How to Stay Motivated With Rheumatoid Arthritis

Every so often, the healthiest thing to do is give yourself a push. Find out how to get motivated!

Dana Gottesman
Reviewed by
John Varga, MD

In addition to helping you manage your weight, exercise can help keep your joints flexible, and strengthen the muscles around your joints. It can also prevent or delay a wide range of other health problems, including high cholesterol levels and hypertension. Need another great reason for staying motivated? Working out may even help prevent depression, which is common among people with chronic illnesses like rheumatoid arthritis.

See your doctor at regular intervals.
Even if you’re feeling okay, there is a lot to gain from getting regular checkups. In addition to getting checked out, it’s a time to reconnect with your doctor and to bring up any issues you may have with medications, side effects and symptoms.
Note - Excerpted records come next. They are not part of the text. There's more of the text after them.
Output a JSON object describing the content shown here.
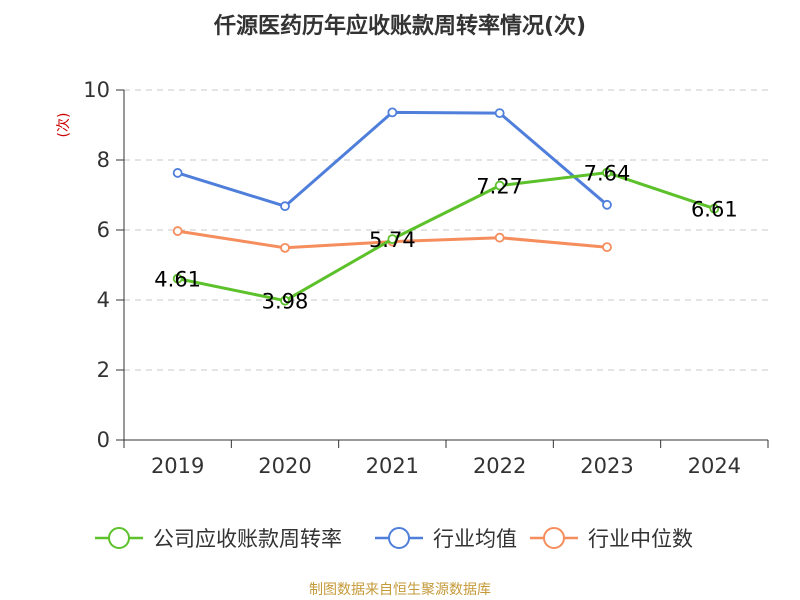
{
  "chart_data": {
    "type": "line",
    "title": "仟源医药历年应收账款周转率情况(次)",
    "ylabel": "(次)",
    "xlabel": "",
    "categories": [
      "2019",
      "2020",
      "2021",
      "2022",
      "2023",
      "2024"
    ],
    "ylim": [
      0,
      10
    ],
    "yticks": [
      0,
      2,
      4,
      6,
      8,
      10
    ],
    "grid": true,
    "legend_position": "bottom",
    "series": [
      {
        "name": "公司应收账款周转率",
        "values": [
          4.61,
          3.98,
          5.74,
          7.27,
          7.64,
          6.61
        ],
        "labels": [
          "4.61",
          "3.98",
          "5.74",
          "7.27",
          "7.64",
          "6.61"
        ],
        "color": "#5cc12a"
      },
      {
        "name": "行业均值",
        "values": [
          7.63,
          6.68,
          9.36,
          9.34,
          6.72,
          null
        ],
        "color": "#4f7fdb"
      },
      {
        "name": "行业中位数",
        "values": [
          5.97,
          5.49,
          5.67,
          5.78,
          5.51,
          null
        ],
        "color": "#f58d5c"
      }
    ]
  },
  "source": "制图数据来自恒生聚源数据库"
}
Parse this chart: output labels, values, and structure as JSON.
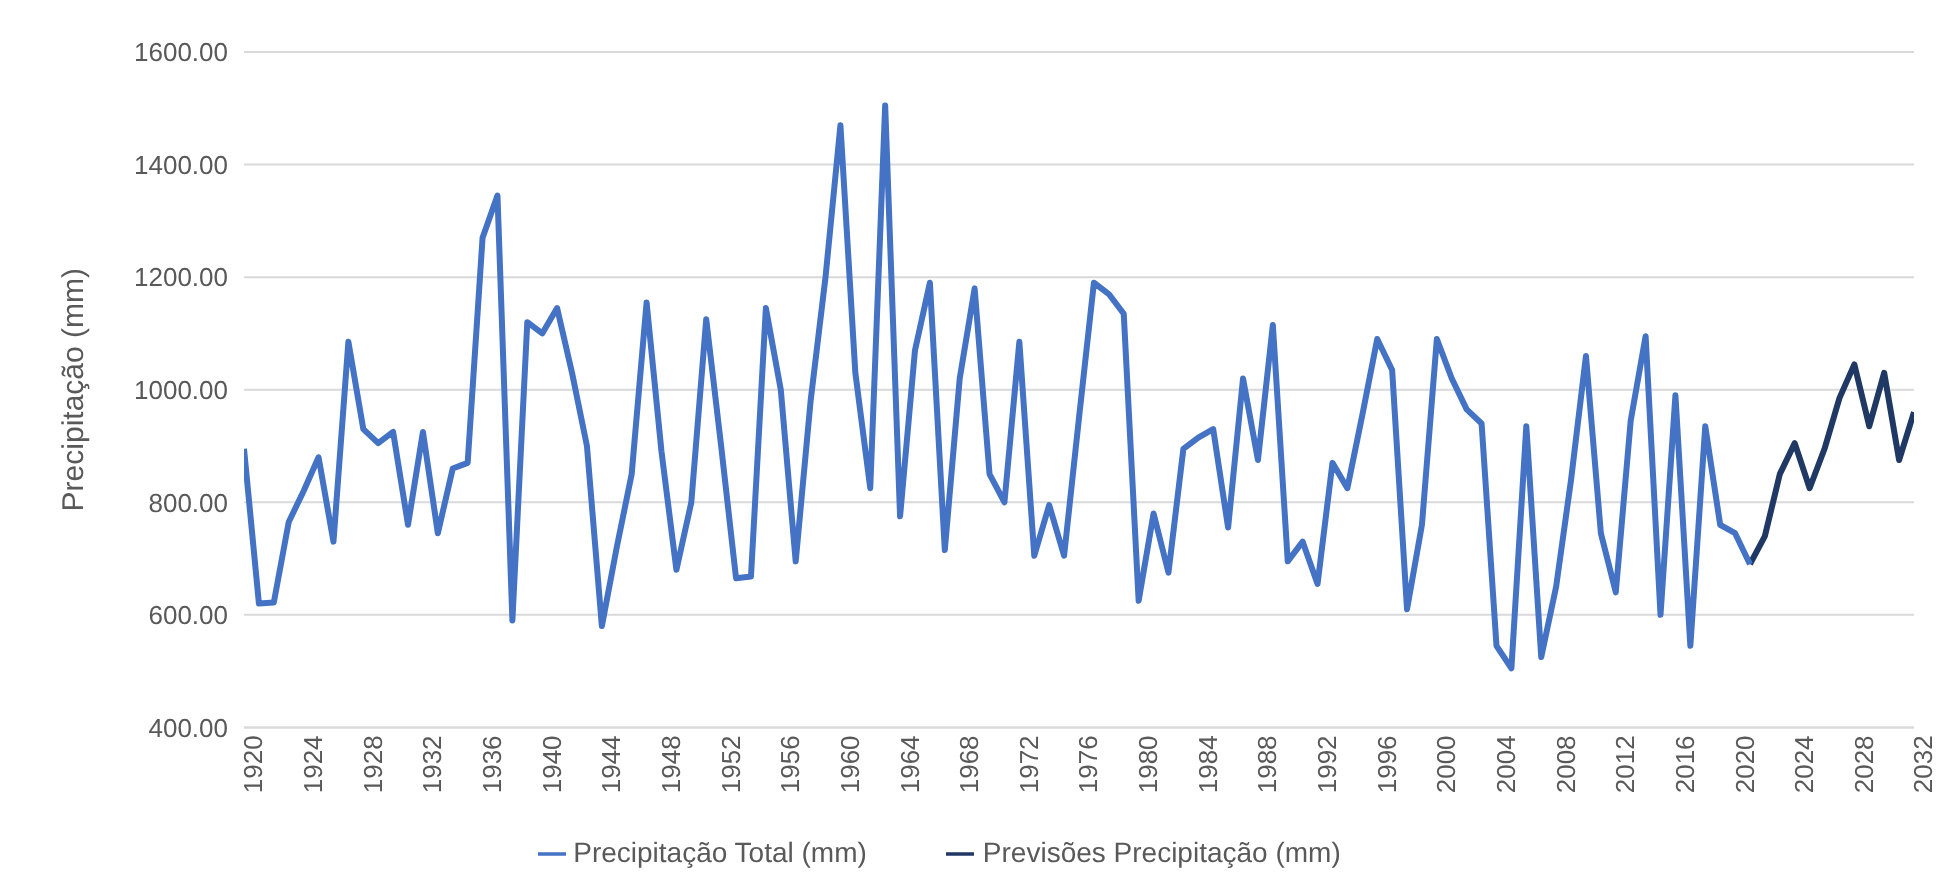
{
  "chart_data": {
    "type": "line",
    "ylabel": "Precipitação (mm)",
    "x": [
      1920,
      1921,
      1922,
      1923,
      1924,
      1925,
      1926,
      1927,
      1928,
      1929,
      1930,
      1931,
      1932,
      1933,
      1934,
      1935,
      1936,
      1937,
      1938,
      1939,
      1940,
      1941,
      1942,
      1943,
      1944,
      1945,
      1946,
      1947,
      1948,
      1949,
      1950,
      1951,
      1952,
      1953,
      1954,
      1955,
      1956,
      1957,
      1958,
      1959,
      1960,
      1961,
      1962,
      1963,
      1964,
      1965,
      1966,
      1967,
      1968,
      1969,
      1970,
      1971,
      1972,
      1973,
      1974,
      1975,
      1976,
      1977,
      1978,
      1979,
      1980,
      1981,
      1982,
      1983,
      1984,
      1985,
      1986,
      1987,
      1988,
      1989,
      1990,
      1991,
      1992,
      1993,
      1994,
      1995,
      1996,
      1997,
      1998,
      1999,
      2000,
      2001,
      2002,
      2003,
      2004,
      2005,
      2006,
      2007,
      2008,
      2009,
      2010,
      2011,
      2012,
      2013,
      2014,
      2015,
      2016,
      2017,
      2018,
      2019,
      2020,
      2021,
      2022,
      2023,
      2024,
      2025,
      2026,
      2027,
      2028,
      2029,
      2030,
      2031,
      2032
    ],
    "series": [
      {
        "name": "Previsões Precipitação (mm)",
        "color": "#1f3864",
        "values": [
          null,
          null,
          null,
          null,
          null,
          null,
          null,
          null,
          null,
          null,
          null,
          null,
          null,
          null,
          null,
          null,
          null,
          null,
          null,
          null,
          null,
          null,
          null,
          null,
          null,
          null,
          null,
          null,
          null,
          null,
          null,
          null,
          null,
          null,
          null,
          null,
          null,
          null,
          null,
          null,
          null,
          null,
          null,
          null,
          null,
          null,
          null,
          null,
          null,
          null,
          null,
          null,
          null,
          null,
          null,
          null,
          null,
          null,
          null,
          null,
          null,
          null,
          null,
          null,
          null,
          null,
          null,
          null,
          null,
          null,
          null,
          null,
          null,
          null,
          null,
          null,
          null,
          null,
          null,
          null,
          null,
          null,
          null,
          null,
          null,
          null,
          null,
          null,
          null,
          null,
          null,
          null,
          null,
          null,
          null,
          null,
          null,
          null,
          null,
          null,
          null,
          690,
          740,
          850,
          905,
          825,
          895,
          985,
          1045,
          935,
          1030,
          875,
          960
        ]
      },
      {
        "name": "Precipitação Total (mm)",
        "color": "#4472c4",
        "values": [
          895,
          620,
          622,
          765,
          820,
          880,
          730,
          1085,
          930,
          905,
          925,
          760,
          925,
          745,
          860,
          870,
          1270,
          1345,
          590,
          1120,
          1100,
          1145,
          1030,
          900,
          580,
          720,
          850,
          1155,
          890,
          680,
          800,
          1125,
          900,
          665,
          668,
          1145,
          1000,
          695,
          980,
          1200,
          1470,
          1030,
          825,
          1505,
          775,
          1070,
          1190,
          715,
          1020,
          1180,
          850,
          800,
          1085,
          705,
          795,
          705,
          950,
          1190,
          1170,
          1135,
          625,
          780,
          675,
          895,
          915,
          930,
          755,
          1020,
          875,
          1115,
          695,
          730,
          655,
          870,
          825,
          955,
          1090,
          1035,
          610,
          760,
          1090,
          1020,
          965,
          940,
          545,
          505,
          935,
          525,
          650,
          840,
          1060,
          745,
          640,
          945,
          1095,
          600,
          990,
          545,
          935,
          760,
          745,
          690,
          null,
          null,
          null,
          null,
          null,
          null,
          null,
          null,
          null,
          null,
          null
        ]
      }
    ],
    "xlim": [
      1920,
      2032
    ],
    "xticks": [
      1920,
      1924,
      1928,
      1932,
      1936,
      1940,
      1944,
      1948,
      1952,
      1956,
      1960,
      1964,
      1968,
      1972,
      1976,
      1980,
      1984,
      1988,
      1992,
      1996,
      2000,
      2004,
      2008,
      2012,
      2016,
      2020,
      2024,
      2028,
      2032
    ],
    "ylim": [
      400,
      1600
    ],
    "yticks": [
      {
        "value": 400,
        "label": "400.00"
      },
      {
        "value": 600,
        "label": "600.00"
      },
      {
        "value": 800,
        "label": "800.00"
      },
      {
        "value": 1000,
        "label": "1000.00"
      },
      {
        "value": 1200,
        "label": "1200.00"
      },
      {
        "value": 1400,
        "label": "1400.00"
      },
      {
        "value": 1600,
        "label": "1600.00"
      }
    ],
    "grid": "y",
    "legend": "bottom",
    "line_style": "solid"
  }
}
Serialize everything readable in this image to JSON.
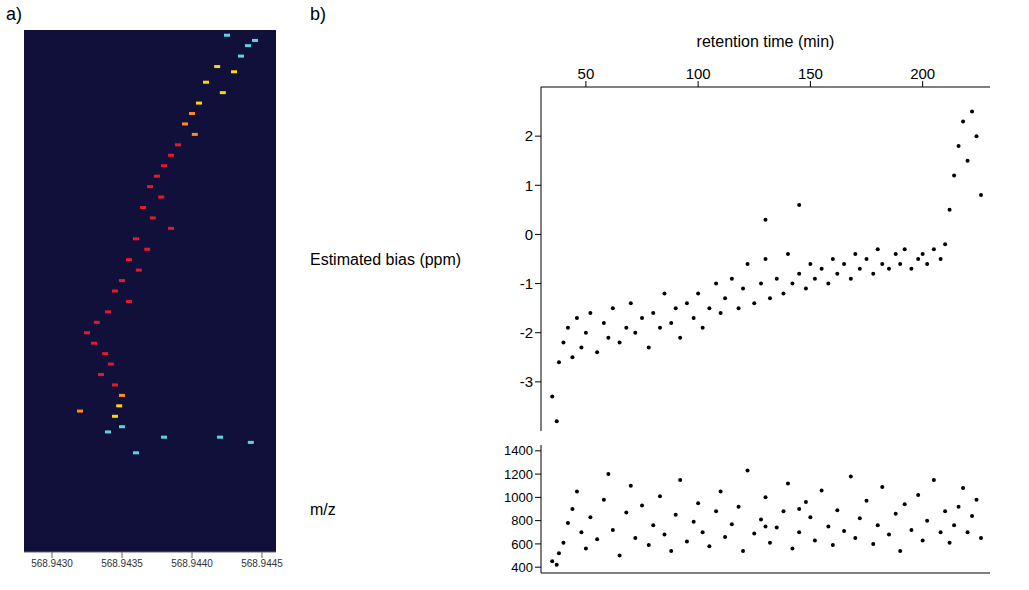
{
  "chart_data": [
    {
      "type": "scatter",
      "title": "a)",
      "marker": "square",
      "grid": false,
      "tick_labels": "x",
      "xlim": [
        568.9428,
        568.9446
      ],
      "xticks": [
        {
          "value": 568.943,
          "label": "568.9430"
        },
        568.9435,
        {
          "value": 568.944,
          "label": "568.9440"
        },
        568.9445
      ],
      "ylim": [
        0,
        100
      ],
      "x": [
        568.94425,
        568.9444,
        568.94445,
        568.94435,
        568.94418,
        568.9443,
        568.9441,
        568.94422,
        568.94405,
        568.944,
        568.94395,
        568.94402,
        568.9439,
        568.94385,
        568.9438,
        568.94375,
        568.9437,
        568.94378,
        568.94365,
        568.94372,
        568.94385,
        568.9436,
        568.94368,
        568.94355,
        568.94362,
        568.9435,
        568.94345,
        568.94355,
        568.9434,
        568.94332,
        568.94325,
        568.9433,
        568.94338,
        568.94342,
        568.94335,
        568.94345,
        568.9435,
        568.94348,
        568.94345,
        568.9432,
        568.9435,
        568.9434,
        568.9438,
        568.9442,
        568.94442,
        568.9436
      ],
      "values": [
        99,
        97,
        98,
        95,
        93,
        92,
        90,
        88,
        86,
        84,
        82,
        80,
        78,
        76,
        74,
        72,
        70,
        68,
        66,
        64,
        62,
        60,
        58,
        56,
        54,
        52,
        50,
        48,
        46,
        44,
        42,
        40,
        38,
        36,
        34,
        32,
        30,
        28,
        26,
        27,
        24,
        23,
        22,
        22,
        21,
        19
      ],
      "colors": [
        "#5fd3e6",
        "#5fd3e6",
        "#5fd3e6",
        "#5fd3e6",
        "#ffd700",
        "#ffd700",
        "#ffd700",
        "#ffd700",
        "#ffd700",
        "#ff8c1a",
        "#ff8c1a",
        "#ff8c1a",
        "#e8182a",
        "#e8182a",
        "#e8182a",
        "#e8182a",
        "#e8182a",
        "#e8182a",
        "#e8182a",
        "#e8182a",
        "#e8182a",
        "#e8182a",
        "#e8182a",
        "#e8182a",
        "#e8182a",
        "#e8182a",
        "#e8182a",
        "#e8182a",
        "#e8182a",
        "#e8182a",
        "#e8182a",
        "#e8182a",
        "#e8182a",
        "#e8182a",
        "#e8182a",
        "#e8182a",
        "#ff8c1a",
        "#ffd700",
        "#ffd700",
        "#ff8c1a",
        "#5fd3e6",
        "#5fd3e6",
        "#5fd3e6",
        "#5fd3e6",
        "#5fd3e6",
        "#5fd3e6"
      ]
    },
    {
      "type": "scatter",
      "title": "b)",
      "x_label": "retention time (min)",
      "y_label": "Estimated bias (ppm)",
      "marker": "circle",
      "color": "#000000",
      "grid": false,
      "xlim": [
        30,
        230
      ],
      "xticks": [
        50,
        100,
        150,
        200
      ],
      "ylim": [
        -4,
        3
      ],
      "yticks": [
        -3,
        -2,
        -1,
        0,
        1,
        2
      ],
      "x": [
        35,
        37,
        38,
        40,
        42,
        44,
        46,
        48,
        50,
        52,
        55,
        58,
        60,
        62,
        65,
        68,
        70,
        72,
        75,
        78,
        80,
        83,
        85,
        88,
        90,
        92,
        95,
        98,
        100,
        102,
        105,
        108,
        110,
        112,
        115,
        118,
        120,
        122,
        125,
        128,
        130,
        132,
        135,
        138,
        140,
        142,
        145,
        148,
        150,
        152,
        155,
        158,
        160,
        162,
        165,
        168,
        170,
        172,
        175,
        178,
        180,
        182,
        185,
        188,
        190,
        192,
        195,
        198,
        200,
        202,
        205,
        208,
        210,
        212,
        214,
        216,
        218,
        220,
        222,
        224,
        226,
        130,
        145
      ],
      "values": [
        -3.3,
        -3.8,
        -2.6,
        -2.2,
        -1.9,
        -2.5,
        -1.7,
        -2.3,
        -2.0,
        -1.6,
        -2.4,
        -1.8,
        -2.1,
        -1.5,
        -2.2,
        -1.9,
        -1.4,
        -2.0,
        -1.7,
        -2.3,
        -1.6,
        -1.9,
        -1.2,
        -1.8,
        -1.5,
        -2.1,
        -1.4,
        -1.7,
        -1.2,
        -1.9,
        -1.5,
        -1.0,
        -1.6,
        -1.3,
        -0.9,
        -1.5,
        -1.1,
        -0.6,
        -1.4,
        -1.0,
        -0.5,
        -1.3,
        -0.9,
        -1.2,
        -0.4,
        -1.0,
        -0.8,
        -1.1,
        -0.6,
        -0.9,
        -0.7,
        -1.0,
        -0.5,
        -0.8,
        -0.6,
        -0.9,
        -0.4,
        -0.7,
        -0.5,
        -0.8,
        -0.3,
        -0.6,
        -0.7,
        -0.4,
        -0.6,
        -0.3,
        -0.7,
        -0.5,
        -0.4,
        -0.6,
        -0.3,
        -0.5,
        -0.2,
        0.5,
        1.2,
        1.8,
        2.3,
        1.5,
        2.5,
        2.0,
        0.8,
        0.3,
        0.6
      ]
    },
    {
      "type": "scatter",
      "y_label": "m/z",
      "marker": "circle",
      "color": "#000000",
      "grid": false,
      "tick_labels": "y",
      "xlim": [
        30,
        230
      ],
      "ylim": [
        350,
        1450
      ],
      "yticks": [
        400,
        600,
        800,
        1000,
        1200,
        1400
      ],
      "x": [
        35,
        37,
        38,
        40,
        42,
        44,
        46,
        48,
        50,
        52,
        55,
        58,
        60,
        62,
        65,
        68,
        70,
        72,
        75,
        78,
        80,
        83,
        85,
        88,
        90,
        92,
        95,
        98,
        100,
        102,
        105,
        108,
        110,
        112,
        115,
        118,
        120,
        122,
        125,
        128,
        130,
        132,
        135,
        138,
        140,
        142,
        145,
        148,
        150,
        152,
        155,
        158,
        160,
        162,
        165,
        168,
        170,
        172,
        175,
        178,
        180,
        182,
        185,
        188,
        190,
        192,
        195,
        198,
        200,
        202,
        205,
        208,
        210,
        212,
        214,
        216,
        218,
        220,
        222,
        224,
        226,
        130,
        145
      ],
      "values": [
        450,
        420,
        520,
        610,
        780,
        900,
        1050,
        700,
        560,
        830,
        640,
        980,
        1200,
        720,
        500,
        870,
        1100,
        650,
        930,
        590,
        760,
        1010,
        680,
        540,
        850,
        1150,
        620,
        790,
        950,
        700,
        580,
        880,
        1050,
        660,
        770,
        920,
        540,
        1230,
        690,
        810,
        1000,
        610,
        740,
        880,
        1120,
        560,
        700,
        960,
        830,
        630,
        1060,
        750,
        590,
        890,
        710,
        1180,
        650,
        820,
        970,
        600,
        760,
        1090,
        680,
        860,
        540,
        940,
        720,
        1020,
        630,
        800,
        1150,
        700,
        880,
        610,
        760,
        920,
        1080,
        700,
        840,
        980,
        650,
        750,
        900
      ]
    }
  ]
}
To make the most of your appointment, it’s important to prepare for it ahead of time. Make a list of questions and concerns, and pack a pen and paper for taking notes.

Think of your doctors as your teammates. “I see my general practitioner and several specialists on a regular basis,” says Marcie. Create your own healthcare dream team; they make a great support system. “Of course,” adds Marcie, “I am the most important person on my team. I must do my part, but I leverage any and all available resources to maintain my health.”

Understand your medications.
Discontinuing a medication could cause serious health problems, so take charge and have a good understanding of the medication you’ve been prescribed. It will make you more motivated to stay on course with it. If you’re unsure about why you are taking a certain medication or the dosage requirements, ask your doctor immediately. It’s also important to find out what to do if you miss a dose and what happens if you stop taking it.